また去年、娘のめぐみさんとの再会を果たせずに亡くなった横田滋さんのお別れの会では、遺影に向かって「『お父さん、ただいま』『おかえり、めぐみ』。この言葉を何年も待っていたでしょう」と語りかけたうえで、「私たち残された家族、国民の皆様と一緒に拉致問題を解決し、これをもって横田滋さんへのお礼に代えたい」と述べ、被害者の早期帰国の実現を誓っていました。

岸田首相「一刻の猶予も許されない」

岸田総理大臣は、夕方、総理大臣公邸で記者団に対し「横田滋さんから北朝鮮による拉致被害者の家族会代表を引き継がれ、こんにちまで大きな役割と責任を果たしてこられた。体調がすぐれないということで、お体を大事にされ回復されることを心からお祈りしたい」と述べました。

そのうえで「飯塚さんの体調の話を聞いても、拉致問題は一刻の猶予も許されない、わが国にとって大変重要な課題だと改めて強く感じている。私自身あらゆるチャンスを逃すことなくしっかり取り組んでいきたい」と述べました。

横田新代表「静かな怒りを持って臨む」

横田拓也さんは、家族会の臨時総会のあと、都内で開かれたシンポジウムの中で、みずからが新しい代表に就任したことを明らかにしました。

そして、「姉が拉致された時、私は9歳だった。その44年後に、3人目の代表として闘わなくてはならないという現実に、例えようのない大きな矛盾を感じる。なぜ日本政府は解決できないのか、静かな怒りの気持ちを持って臨む次第だ」と述べました。

そのうえで「代表の顔が変わっても、私たちが求めることは変わらず、すべての拉致被害者の即時一括帰国というハードルは下げない。国際連携の手を緩めず、拉致問題の解決のために声を発し続ける」と話しました。

そして最後に、北朝鮮のキム・ジョンウン総書記へのメッセージとして、「被害者全員を返せば、日朝両国は明るい未来を描き、平和を見いだすことができると思う。
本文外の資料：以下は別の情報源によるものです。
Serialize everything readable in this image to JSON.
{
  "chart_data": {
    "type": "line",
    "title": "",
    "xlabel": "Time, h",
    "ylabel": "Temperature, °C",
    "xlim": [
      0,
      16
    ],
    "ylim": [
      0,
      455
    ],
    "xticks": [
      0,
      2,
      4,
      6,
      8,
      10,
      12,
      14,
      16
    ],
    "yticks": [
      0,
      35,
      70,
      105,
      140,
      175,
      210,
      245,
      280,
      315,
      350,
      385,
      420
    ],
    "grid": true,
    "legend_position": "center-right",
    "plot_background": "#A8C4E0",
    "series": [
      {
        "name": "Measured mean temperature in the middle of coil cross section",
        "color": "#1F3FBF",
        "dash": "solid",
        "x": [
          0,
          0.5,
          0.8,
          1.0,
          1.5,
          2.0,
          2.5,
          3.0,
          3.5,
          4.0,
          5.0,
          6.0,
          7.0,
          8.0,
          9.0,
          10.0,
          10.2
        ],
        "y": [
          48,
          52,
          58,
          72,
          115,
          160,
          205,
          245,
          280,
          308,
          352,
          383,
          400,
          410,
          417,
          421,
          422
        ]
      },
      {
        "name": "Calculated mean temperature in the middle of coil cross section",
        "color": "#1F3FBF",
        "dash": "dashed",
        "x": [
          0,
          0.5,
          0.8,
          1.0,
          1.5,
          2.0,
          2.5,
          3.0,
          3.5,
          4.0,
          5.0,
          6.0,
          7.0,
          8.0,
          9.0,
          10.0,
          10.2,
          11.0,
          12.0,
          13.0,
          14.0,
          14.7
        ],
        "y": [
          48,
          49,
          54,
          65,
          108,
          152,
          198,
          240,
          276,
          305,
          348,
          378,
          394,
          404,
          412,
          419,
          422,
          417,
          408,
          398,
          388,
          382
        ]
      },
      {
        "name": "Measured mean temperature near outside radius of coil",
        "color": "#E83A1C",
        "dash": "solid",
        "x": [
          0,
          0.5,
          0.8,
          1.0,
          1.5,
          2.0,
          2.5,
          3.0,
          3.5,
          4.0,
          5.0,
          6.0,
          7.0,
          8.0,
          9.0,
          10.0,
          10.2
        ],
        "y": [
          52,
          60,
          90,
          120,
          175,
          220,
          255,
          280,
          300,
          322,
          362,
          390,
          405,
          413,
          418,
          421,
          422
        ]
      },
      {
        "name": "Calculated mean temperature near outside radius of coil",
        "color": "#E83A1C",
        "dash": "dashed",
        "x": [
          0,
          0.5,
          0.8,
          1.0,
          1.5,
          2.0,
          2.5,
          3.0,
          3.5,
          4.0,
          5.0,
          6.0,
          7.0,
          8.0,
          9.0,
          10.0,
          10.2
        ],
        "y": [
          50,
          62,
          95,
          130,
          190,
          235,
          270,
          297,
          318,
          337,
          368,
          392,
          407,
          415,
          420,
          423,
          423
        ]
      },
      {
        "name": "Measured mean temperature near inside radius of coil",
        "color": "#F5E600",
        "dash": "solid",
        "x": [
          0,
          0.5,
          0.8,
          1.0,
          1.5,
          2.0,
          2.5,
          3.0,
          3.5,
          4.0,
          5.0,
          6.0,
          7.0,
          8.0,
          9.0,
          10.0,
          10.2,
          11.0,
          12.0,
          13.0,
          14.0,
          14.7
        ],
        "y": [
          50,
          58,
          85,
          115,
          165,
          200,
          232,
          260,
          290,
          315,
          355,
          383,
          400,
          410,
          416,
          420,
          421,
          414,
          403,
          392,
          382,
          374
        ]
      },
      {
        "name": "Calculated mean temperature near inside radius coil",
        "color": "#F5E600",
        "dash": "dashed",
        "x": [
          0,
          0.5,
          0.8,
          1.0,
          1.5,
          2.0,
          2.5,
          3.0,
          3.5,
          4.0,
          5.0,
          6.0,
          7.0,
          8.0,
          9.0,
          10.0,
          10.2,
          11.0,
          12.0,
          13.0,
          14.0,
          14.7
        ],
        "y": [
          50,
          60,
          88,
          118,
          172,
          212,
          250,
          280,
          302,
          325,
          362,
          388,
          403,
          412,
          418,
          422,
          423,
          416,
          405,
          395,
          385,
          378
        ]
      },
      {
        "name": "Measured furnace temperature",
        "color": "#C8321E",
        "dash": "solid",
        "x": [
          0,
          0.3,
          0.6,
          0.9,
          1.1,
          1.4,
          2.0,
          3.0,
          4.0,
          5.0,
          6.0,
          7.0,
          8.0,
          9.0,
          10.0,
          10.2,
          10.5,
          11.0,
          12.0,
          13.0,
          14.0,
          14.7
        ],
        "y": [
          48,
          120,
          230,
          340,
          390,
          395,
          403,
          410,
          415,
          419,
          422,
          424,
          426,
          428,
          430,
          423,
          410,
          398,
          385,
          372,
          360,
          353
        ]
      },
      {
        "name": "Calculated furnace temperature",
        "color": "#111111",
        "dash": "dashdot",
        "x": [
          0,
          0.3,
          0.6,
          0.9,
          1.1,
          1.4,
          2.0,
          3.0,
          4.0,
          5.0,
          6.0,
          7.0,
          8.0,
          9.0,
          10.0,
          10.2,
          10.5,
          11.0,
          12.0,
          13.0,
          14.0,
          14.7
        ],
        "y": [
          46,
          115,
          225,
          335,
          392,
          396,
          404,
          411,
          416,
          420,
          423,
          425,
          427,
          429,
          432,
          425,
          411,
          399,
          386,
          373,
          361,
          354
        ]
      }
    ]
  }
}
あなたの勇気ある英断を期待します」と述べました。

また、田口八重子さんの長男で、母親が拉致されたあと、飯塚前代表に実の子として育てられた飯塚耕一郎さんは、「体調を崩して入院が続く中、本人とも相談し、代表の重責を続けることは難しいという判断で、体制を変えさせていただいた。横田滋さんが10年、飯塚前代表が14年という長い間、重責を担ったが、あまりに時間がかかりすぎていることの象徴の一端ではないか」と述べました。

そのうえで「政府は拉致、核、ミサイルの問題を包括的に解決するというが、それを待つ時間はわれわれにはない。拉致問題だけを切り離して進めてほしい」と話しました。

横田早紀江さん「ぎりぎりでは間に合わない」

拉致被害者の家族はシンポジウムのあと、家族会の代表の交代について記者会見を開きました。

この中で横田拓也さんは「私の母も含め、親の世代の疲労をいつも心配している。家族に会えないまま、この世を去るということを繰り返してはならない。政府には、時間がなく、深刻な問題であることを改めて認識し、北朝鮮に対して強い交渉をしてほしい」と話しました。

また、飯塚耕一郎さんは「14年間、前代表を隣で見てきたが、あまりにも長い間、心にも体にも大きな負担をかけてしまった。活動の先頭に立って残してくれたものを、必ず被害者の帰国に結びつけられるように動いていきたい」と話していました。

横田めぐみさんの母親の早紀江さん(85)は「夫のあとを継いで本当に長い間、よくやっていただいた」と飯塚前代表をねぎらったうえで、「人はみんな年をとり、長く苦悩が続けば必ず衰弱する。ぎりぎりになってから動きをつくろうとしても間に合いません。一刻も早く被害者を助けてくださいと、訴え続けていくしかありません」と話していました。

曽我ひとみさん「落胆にも似た思い」

飯塚さんが家族会代表を退任したことについて、平成14年に帰国を果たした拉致被害者の曽我ひとみさんはコメントを出しました。

この中で曽我さんは「ついに世代交代しなければならないほどの時間が流れたのかと、落胆にも似た思いで胸がいっぱいになりました。代表としても、被害者家族の1人としても、体にむち打ち、前線で活動してきました。本当にお疲れ様でした。少しゆっくり休んでください」とコメントしています。

そのうえで「新代表に就いた横田拓也さんには、拉致被害者が1日でも早く帰国できるよう尽力してもらいたいと思っています」とつづっています。